I'm currently trying to experiment with signals in C by using them to control a child process created with the fork() method. Essentially, I have a child process running the "yes" command from the linux terminal (this command just prints "y" and a newline until it is terminated). I want to be able to pause/resume this process with CTRL-Z. This is what i've got right now:

#include <signal.h>
#include <stdio.h>
#include <stdlib.h>
pid_t CHILD_PROCESS;
pid_t PARENT_PROCESS;
int isPaused;
void pause_handler(int signo){
  if(!isPaused){  
    printf("Ctrl-Z pressed. Pausing child.\n");
    isPaused = 1;
    kill(CHILD_PROCESS,SIGSTOP);
  }
  else if(isPaused){
   printf("\nCtrl-Z pressed. Resuming child.\n");
   kill(CHILD_PROCESS,SIGCONT);
   isPaused = 0;
  }
}

int main(int argc, char** argv){
  pid_t pid;
  PARENT_PROCESS = getpid();
  pid = fork();
  if(pid == 0){
    system("yes");
  }
  isPaused = 0;
  if(pid > 0){
    signal(SIGTSTP, SIG_IGN);
    signal(SIGSTOP, SIG_IGN);
    CHILD_PROCESS = pid;
    while(1){
      if(signal(SIGTSTP,pause_handler) == SIG_ERR){
        printf("Signal Failure");
      }
    }
  }
}

When I run this, I can get "Ctrl-Z pressed. Pausing child." to print to console by pressing CTRL-Z, and I can get "Ctrl-Z pressed. Resuming child." to print to the console by pressing CTRL-Z again. However, it doesn't actually resume printing "y" over and over again. Any ideas as to why the child process isn't resuming?

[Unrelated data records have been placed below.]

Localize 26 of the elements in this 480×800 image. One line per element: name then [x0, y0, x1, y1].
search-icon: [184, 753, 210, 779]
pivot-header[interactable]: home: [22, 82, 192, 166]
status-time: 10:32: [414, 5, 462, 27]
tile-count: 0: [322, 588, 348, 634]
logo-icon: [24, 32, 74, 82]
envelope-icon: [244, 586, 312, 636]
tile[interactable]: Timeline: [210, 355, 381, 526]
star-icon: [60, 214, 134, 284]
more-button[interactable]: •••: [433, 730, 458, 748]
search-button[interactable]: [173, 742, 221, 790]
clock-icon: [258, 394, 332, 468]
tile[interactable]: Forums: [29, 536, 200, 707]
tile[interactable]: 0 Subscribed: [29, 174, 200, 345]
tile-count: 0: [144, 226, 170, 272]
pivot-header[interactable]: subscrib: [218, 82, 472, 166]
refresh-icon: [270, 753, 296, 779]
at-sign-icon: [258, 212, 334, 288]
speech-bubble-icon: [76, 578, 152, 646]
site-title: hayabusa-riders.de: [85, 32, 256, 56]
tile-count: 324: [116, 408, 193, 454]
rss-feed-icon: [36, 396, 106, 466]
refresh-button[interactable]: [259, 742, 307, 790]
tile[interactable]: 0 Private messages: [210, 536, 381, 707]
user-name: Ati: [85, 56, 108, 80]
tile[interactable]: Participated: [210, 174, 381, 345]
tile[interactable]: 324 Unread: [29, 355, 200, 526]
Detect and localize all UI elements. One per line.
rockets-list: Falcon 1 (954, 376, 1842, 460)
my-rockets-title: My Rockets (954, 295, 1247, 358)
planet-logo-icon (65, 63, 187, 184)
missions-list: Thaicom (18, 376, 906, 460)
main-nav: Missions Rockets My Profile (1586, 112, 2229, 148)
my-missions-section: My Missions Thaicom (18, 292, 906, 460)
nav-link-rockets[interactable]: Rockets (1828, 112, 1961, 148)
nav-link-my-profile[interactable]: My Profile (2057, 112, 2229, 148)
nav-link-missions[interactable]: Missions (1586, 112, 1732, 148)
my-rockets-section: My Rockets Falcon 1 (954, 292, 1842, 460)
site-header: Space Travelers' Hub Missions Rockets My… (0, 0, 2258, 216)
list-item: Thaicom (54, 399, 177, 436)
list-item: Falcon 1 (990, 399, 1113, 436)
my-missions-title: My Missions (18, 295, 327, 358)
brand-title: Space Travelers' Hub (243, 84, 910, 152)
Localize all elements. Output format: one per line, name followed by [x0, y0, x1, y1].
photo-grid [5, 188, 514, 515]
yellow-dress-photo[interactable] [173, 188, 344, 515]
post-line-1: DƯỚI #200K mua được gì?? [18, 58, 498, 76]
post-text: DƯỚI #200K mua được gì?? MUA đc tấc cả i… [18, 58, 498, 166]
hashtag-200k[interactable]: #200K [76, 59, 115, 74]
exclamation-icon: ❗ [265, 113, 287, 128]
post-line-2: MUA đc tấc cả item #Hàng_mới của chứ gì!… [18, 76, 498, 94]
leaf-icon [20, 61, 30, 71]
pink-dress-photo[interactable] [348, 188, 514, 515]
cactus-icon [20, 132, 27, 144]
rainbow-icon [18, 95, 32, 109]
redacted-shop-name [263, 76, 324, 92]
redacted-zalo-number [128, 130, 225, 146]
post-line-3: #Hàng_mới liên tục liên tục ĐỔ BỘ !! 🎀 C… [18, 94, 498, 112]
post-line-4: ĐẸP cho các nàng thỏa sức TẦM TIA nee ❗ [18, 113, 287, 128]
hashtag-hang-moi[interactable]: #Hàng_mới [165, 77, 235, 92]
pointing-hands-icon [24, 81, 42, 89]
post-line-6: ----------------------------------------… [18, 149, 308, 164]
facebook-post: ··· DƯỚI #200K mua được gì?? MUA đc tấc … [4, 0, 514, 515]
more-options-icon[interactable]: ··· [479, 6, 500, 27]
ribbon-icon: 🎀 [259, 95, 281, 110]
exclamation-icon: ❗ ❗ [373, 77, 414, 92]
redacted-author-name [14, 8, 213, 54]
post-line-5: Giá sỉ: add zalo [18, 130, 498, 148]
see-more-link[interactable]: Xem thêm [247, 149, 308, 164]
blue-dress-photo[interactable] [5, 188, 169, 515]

As it turns out, system has an implicit fork call within it, so the PID that gets stored in CHILD_PROCESS ends up not actually being the child process, and instead an intermediate one.

From man 3 system :

   The  system()  library  function uses fork(2) to create a child process
   that executes the shell command specified in command using execl(3)  as
   follows:

       execl("/bin/sh", "sh", "-c", command, (char *) 0);

   system() returns after the command has been completed.

So, if we replace the system("yes") call with execl("/bin/sh", "sh", "-c", "yes", NULL) , then we avoid this extra fork and the program functions as desired.


The only other issue is that, by I comment I found on this post , using printf within a signal handler is undefined behavior. Not an issue to worry about here, but something to keep in mind for future code!